Others told more gruesome stories, including one worker who developed an infection and required two surgeries after his hand was impaled by a thorn, and another worker who was struck from behind by a golf cart as she walked to the bathroom, resulting in permanent back pain.
In Congress, Duarte has sought to find a middle ground on immigration policy that takes into account the Central Valley's constant need for migrant labor for the billion-dollar agricultural industry. Like many farms in the Central Valley, Duarte Nursery relies heavily on immigrant labor.
Read more: Your guide to the 2024 California election
Duarte has avoided echoing President Trump's message on immigration, which has focused on mass deportations of migrants in the country illegally. Last year, he was one of two Republicans to vote against the GOP border bill that would have required the Department of Homeland Security to resume construction on the U.S.-Mexico border wall.
Duarte said at the time that he opposed the bill because it would have mandated that employers use the federal government's E-Verify system to confirm that their employees have legal work status.
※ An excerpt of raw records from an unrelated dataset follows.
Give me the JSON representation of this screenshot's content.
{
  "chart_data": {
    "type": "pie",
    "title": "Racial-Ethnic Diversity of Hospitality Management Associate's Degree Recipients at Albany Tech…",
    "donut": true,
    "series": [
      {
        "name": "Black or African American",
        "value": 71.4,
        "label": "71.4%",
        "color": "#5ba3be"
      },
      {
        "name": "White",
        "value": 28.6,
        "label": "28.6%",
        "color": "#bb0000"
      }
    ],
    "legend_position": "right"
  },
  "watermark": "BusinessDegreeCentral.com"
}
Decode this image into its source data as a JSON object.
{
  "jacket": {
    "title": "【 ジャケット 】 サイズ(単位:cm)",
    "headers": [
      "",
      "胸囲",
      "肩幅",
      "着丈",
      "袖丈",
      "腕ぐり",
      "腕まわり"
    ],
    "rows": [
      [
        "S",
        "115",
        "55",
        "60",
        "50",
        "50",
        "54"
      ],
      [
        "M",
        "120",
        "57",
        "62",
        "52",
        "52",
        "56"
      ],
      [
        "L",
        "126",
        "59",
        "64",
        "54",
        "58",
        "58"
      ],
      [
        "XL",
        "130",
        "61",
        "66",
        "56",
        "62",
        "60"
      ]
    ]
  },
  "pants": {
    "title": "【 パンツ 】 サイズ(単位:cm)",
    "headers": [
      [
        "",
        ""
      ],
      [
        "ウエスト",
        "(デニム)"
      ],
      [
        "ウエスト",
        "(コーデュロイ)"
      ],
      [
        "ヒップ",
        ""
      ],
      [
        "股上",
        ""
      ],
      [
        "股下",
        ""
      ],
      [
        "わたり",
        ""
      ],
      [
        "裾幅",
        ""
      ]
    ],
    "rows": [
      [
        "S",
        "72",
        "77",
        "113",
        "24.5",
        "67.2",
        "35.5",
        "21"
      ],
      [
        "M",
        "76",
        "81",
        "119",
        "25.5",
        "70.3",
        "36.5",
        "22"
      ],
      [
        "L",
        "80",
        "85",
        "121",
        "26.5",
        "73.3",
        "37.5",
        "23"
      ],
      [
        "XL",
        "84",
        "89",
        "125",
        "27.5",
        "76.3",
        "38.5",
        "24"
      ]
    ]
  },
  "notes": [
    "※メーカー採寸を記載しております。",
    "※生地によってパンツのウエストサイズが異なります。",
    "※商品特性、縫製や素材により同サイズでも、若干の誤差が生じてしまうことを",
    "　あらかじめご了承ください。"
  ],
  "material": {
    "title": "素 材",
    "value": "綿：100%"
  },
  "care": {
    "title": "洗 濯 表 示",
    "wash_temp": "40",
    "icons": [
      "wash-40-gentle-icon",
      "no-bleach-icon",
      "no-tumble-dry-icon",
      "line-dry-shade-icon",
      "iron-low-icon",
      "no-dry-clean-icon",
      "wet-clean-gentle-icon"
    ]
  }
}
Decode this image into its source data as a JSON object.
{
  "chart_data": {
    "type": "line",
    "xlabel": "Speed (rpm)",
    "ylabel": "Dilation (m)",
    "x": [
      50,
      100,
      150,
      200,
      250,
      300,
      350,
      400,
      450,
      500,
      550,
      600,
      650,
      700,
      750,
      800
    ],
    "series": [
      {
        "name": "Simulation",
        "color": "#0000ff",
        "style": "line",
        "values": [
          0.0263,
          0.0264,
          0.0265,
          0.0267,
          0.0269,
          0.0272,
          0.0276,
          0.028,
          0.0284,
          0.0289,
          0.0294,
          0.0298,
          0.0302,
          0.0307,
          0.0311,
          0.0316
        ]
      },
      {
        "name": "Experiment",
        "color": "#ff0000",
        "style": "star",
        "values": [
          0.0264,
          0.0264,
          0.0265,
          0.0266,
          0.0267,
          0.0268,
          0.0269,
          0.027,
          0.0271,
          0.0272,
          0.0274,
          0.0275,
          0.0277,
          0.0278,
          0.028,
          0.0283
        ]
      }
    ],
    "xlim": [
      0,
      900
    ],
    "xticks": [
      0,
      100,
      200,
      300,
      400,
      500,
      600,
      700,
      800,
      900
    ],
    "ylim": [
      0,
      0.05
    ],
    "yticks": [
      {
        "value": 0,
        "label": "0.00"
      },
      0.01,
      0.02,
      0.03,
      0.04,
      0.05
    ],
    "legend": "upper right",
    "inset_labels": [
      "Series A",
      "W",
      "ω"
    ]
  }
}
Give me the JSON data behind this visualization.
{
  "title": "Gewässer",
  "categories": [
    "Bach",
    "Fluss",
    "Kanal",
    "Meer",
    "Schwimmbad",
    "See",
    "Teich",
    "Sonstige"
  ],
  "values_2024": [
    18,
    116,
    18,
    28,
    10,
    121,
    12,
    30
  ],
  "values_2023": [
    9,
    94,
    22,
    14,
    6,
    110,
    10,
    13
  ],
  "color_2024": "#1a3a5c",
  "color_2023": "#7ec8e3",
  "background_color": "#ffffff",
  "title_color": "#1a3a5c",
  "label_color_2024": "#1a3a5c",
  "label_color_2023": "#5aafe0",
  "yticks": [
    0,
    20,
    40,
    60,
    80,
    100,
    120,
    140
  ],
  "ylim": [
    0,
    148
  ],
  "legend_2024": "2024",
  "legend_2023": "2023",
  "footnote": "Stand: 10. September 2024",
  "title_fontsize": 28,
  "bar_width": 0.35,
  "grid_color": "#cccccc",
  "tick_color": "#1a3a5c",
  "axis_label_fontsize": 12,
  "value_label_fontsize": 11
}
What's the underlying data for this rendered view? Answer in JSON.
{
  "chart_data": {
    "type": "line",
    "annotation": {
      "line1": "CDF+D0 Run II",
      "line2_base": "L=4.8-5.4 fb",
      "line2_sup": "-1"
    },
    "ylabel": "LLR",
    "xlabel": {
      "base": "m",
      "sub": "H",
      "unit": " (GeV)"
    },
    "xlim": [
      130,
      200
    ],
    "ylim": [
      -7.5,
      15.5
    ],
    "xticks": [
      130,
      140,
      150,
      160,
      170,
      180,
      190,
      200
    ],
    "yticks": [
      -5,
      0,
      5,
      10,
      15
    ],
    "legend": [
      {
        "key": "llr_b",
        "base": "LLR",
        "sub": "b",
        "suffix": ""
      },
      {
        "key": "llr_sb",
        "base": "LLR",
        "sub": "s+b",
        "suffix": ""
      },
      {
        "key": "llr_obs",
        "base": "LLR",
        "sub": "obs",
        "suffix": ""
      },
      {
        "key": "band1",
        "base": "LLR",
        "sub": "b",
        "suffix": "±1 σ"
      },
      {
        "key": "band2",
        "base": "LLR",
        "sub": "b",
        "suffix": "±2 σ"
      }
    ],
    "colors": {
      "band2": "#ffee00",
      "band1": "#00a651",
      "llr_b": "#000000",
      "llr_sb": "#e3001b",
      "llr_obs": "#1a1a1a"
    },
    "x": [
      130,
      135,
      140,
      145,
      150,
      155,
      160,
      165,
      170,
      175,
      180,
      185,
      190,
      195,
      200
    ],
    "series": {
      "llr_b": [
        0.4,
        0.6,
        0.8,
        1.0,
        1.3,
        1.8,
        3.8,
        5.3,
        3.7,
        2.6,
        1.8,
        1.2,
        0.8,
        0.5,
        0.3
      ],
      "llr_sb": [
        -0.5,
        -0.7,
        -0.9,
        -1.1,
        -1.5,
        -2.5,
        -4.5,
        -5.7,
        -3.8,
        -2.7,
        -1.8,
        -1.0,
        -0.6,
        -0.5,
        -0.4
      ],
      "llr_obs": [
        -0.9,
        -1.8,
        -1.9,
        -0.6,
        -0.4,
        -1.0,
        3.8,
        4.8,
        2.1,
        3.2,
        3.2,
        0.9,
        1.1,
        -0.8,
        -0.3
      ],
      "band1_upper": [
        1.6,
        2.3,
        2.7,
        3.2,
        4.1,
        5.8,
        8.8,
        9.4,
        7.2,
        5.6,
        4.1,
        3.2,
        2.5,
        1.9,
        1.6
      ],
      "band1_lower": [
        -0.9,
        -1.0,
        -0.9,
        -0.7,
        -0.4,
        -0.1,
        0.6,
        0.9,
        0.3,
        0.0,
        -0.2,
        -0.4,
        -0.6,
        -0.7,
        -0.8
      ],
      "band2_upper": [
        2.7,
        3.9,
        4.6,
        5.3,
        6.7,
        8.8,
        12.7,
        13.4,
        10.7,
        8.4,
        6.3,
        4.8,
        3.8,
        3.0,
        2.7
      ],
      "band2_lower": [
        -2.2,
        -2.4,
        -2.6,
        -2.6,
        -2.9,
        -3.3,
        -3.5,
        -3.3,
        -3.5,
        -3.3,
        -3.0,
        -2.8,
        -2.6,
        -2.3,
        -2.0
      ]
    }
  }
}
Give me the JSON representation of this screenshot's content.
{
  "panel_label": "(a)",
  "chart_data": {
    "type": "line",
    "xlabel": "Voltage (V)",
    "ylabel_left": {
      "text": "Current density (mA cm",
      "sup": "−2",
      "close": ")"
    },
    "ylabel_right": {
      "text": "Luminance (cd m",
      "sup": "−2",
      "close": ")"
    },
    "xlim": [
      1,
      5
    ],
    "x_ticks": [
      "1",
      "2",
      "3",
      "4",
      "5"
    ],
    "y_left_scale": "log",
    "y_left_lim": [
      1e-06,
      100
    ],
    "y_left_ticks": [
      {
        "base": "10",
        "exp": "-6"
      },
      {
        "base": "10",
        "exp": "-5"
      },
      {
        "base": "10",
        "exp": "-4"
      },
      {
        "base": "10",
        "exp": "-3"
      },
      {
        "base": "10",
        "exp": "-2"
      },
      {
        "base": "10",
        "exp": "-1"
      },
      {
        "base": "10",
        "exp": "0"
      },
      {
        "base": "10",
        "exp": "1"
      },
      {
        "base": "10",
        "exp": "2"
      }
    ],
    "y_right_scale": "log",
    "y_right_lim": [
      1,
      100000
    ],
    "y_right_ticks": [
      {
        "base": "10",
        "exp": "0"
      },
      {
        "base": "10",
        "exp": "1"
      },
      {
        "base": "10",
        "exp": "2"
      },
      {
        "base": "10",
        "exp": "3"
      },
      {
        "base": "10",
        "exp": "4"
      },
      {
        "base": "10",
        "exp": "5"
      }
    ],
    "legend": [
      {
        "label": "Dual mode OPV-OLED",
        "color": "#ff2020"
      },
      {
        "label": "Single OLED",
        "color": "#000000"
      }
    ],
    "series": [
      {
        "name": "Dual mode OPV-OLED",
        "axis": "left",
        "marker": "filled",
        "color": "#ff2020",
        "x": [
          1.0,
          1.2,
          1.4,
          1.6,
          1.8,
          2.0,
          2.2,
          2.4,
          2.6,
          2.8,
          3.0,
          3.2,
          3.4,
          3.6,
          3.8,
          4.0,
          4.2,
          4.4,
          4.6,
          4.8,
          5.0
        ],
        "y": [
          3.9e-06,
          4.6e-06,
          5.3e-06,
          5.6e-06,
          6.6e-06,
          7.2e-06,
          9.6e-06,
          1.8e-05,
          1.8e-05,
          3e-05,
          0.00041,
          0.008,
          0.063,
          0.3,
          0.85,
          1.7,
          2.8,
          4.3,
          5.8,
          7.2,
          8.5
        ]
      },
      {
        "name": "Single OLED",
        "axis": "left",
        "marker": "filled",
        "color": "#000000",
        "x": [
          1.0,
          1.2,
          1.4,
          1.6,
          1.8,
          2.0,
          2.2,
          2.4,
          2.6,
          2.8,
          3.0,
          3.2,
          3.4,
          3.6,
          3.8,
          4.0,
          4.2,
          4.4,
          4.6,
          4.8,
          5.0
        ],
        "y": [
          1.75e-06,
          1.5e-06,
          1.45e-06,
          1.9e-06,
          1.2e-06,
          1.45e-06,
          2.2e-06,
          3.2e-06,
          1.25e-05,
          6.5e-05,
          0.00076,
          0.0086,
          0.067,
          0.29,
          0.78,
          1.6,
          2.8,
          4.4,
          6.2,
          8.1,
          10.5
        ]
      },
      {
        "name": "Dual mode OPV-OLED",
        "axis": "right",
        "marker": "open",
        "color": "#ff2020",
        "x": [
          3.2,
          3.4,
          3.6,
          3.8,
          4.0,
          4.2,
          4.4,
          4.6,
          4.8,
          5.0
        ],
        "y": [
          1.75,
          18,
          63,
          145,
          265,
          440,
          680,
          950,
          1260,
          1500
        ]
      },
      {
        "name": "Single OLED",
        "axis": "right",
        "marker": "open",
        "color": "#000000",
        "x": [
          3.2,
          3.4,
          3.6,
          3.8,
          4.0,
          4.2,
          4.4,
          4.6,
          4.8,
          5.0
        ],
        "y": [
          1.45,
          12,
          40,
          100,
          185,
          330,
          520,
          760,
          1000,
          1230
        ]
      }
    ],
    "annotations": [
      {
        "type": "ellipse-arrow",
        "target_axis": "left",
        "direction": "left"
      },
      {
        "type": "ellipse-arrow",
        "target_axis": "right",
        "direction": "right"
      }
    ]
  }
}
That requirement would impose "extensive, expensive and intrusive paperwork," and would "burden our working families and small businesses with huge costs," Duarte wrote in a Modesto Bee op-ed. "I understand that my vote will not be popular among some of my fellow Republicans."
Duarte was also one of 37 co-sponsors on the Dignity Act, which was not called for a vote in the House. The bill would have created a pathway to permanent residency for immigrants known as Dreamers, who came to the U.S. illegally as children, as well as for agricultural workers without legal status.
In Fresno County in August, Duarte said he was working on legislation that would provide amnesty — and, eventually, access to green cards — for undocumented immigrants with no criminal history who have been in the country working for five years or have an American spouse or children. But, he said, border security has to come first.